Samantha Keen, UK Turnaround and Restructuring Strategy Partner at EY-Parthenon, said “The 81% year-on-year increase in the number of UK company insolvencies in Q2 2022 has, once again, been largely driven by a significant rise in Creditors’ Voluntary Liquidations (CVLs) which accounted for almost nine-in-ten of all insolvencies in Q2.”

“The record levels of CVLs are the first tranche of insolvencies we expected to see involving companies that have struggled to stay viable without the lifeline of government support provided over the pandemic. We expect further insolvencies in the year ahead among larger businesses who are struggling to adapt to challenging trading conditions, tighter capital, and increased market volatility.”

“EY-Parthenon’s latest Profit Warnings analysis found that warnings from UK-listed companies increased 66% year-on-year in H1 2022 with over half (58%) citing rising costs. As profit warnings increase, we’re seeing more companies issue multiple warnings with many approaching the ‘three warning rule’ where, on average, one-in-five companies delist within a year of their third warning, most due to insolvency.”

“While many companies have been grappling with rising costs and supply chain issues in the first half of the year, falling consumer confidence and demand is likely to be the next significant headwind. The recent EY ITEM Club Summer Forecast downgraded consumer spending growth for 2022 to 4.1%, down from the 4.9% expected in early February.”

“The impact from the slowdown in consumer spending is likely to be felt in the autumn, just as many retail and hospitality businesses gear up for the all-important ‘golden quarter’. These businesses, which are highly sensitive to fluctuations in consumer demand, will be most vulnerable.”

“Companies will need ensure they adapt quickly in order to safeguard their long-term survival during what looks to be a tough autumn, where lower growth, tighter capital and market volatility are likely to be the norm.”

Commenting on the highest number of company insolvencies in the UK since 2009, Douglas Grant, Group CEO at Manx Financial Group PLC, said: “Today’s data is very sadly unsurprising and is likely to reflect an ongoing trend for the coming months. Our research recently revealed that 22% of UK SMEs that needed external finance and/or capital over the last couple of years, were unable to access it. Indeed more than a quarter have had to stop or pause an area of their business because of a lack of finance. SMEs continue to struggle with accessing finance and that worryingly, this lack of availability is costing them and the UK economy in terms of growth at a time when it is needed the most. The amount of growth that is being sacrificed is significant and will require new solutions which are designed to address this funding gap.”
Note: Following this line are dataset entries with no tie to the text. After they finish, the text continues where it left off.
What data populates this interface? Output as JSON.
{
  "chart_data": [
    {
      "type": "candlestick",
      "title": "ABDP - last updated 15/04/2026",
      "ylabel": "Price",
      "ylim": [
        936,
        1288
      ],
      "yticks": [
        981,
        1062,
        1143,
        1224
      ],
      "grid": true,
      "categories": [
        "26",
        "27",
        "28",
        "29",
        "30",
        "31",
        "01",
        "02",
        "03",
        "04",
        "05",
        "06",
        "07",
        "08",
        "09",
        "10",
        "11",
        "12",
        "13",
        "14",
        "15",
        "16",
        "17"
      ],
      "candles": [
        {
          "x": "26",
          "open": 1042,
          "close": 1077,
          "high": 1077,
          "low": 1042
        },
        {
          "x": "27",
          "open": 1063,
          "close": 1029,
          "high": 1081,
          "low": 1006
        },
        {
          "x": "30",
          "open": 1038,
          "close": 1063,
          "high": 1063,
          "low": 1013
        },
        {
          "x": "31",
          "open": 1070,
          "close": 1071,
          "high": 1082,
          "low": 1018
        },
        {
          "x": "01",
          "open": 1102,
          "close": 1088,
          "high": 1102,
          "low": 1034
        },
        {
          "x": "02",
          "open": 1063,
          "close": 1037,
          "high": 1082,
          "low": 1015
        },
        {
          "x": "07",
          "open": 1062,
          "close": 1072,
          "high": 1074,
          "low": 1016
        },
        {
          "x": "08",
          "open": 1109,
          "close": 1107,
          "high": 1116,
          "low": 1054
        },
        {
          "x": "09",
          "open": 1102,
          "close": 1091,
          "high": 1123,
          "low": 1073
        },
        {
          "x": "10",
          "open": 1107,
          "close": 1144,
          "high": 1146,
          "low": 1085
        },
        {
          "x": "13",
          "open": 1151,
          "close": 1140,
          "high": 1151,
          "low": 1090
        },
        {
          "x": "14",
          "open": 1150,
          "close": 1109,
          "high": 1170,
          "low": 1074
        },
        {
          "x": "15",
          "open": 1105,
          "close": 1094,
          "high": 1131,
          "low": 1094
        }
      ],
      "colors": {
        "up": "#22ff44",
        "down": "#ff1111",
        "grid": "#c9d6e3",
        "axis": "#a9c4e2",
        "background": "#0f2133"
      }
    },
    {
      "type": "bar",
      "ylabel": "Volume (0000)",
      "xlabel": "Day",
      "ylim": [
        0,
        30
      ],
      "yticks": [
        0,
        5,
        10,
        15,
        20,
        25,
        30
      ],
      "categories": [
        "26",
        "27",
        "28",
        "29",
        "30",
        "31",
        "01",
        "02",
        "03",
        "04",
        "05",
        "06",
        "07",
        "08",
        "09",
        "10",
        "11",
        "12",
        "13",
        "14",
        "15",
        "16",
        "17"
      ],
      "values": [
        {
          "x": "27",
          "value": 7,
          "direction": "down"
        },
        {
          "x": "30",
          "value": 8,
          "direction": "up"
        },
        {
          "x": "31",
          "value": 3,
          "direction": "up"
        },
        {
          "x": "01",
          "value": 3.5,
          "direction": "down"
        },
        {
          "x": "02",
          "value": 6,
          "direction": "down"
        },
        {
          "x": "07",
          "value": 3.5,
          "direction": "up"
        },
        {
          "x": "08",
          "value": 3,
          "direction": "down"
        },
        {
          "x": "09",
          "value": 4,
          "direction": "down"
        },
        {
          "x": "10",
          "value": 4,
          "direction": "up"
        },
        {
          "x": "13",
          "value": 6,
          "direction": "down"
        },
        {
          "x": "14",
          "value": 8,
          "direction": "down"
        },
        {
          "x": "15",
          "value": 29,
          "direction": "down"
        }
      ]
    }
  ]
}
“Last week’s announcement of the extension of RLS (“RLS Phase 3”) was very good news for UK business. The Recovery Loan Scheme (RLS), which Conister was accredited for in August last year, has provided the necessary catalyst that many sectors required to thrive. As demand for working capital soars to new highs, more businesses desperately require liquidity provisions to counteract record inflation levels, rising interest rates, supply chain issues and  increases in wages. With the cost of borrowing set to increase, many SMEs are facing their own cost of living crisis. While the announcement does go some way to stemming the short term pain, we have for some time been calling for a sector focused permanent government-backed loan scheme which brings together both traditional and alternative lenders to guarantee the future of our SMEs. As the government looks for ways to power the economy’s resurgence, the importance of a permanent scheme cannot be understated, it could act as the fundamental difference between make or break for many companies, and in turn, our economy. We very much hope this is something that becomes a reality.”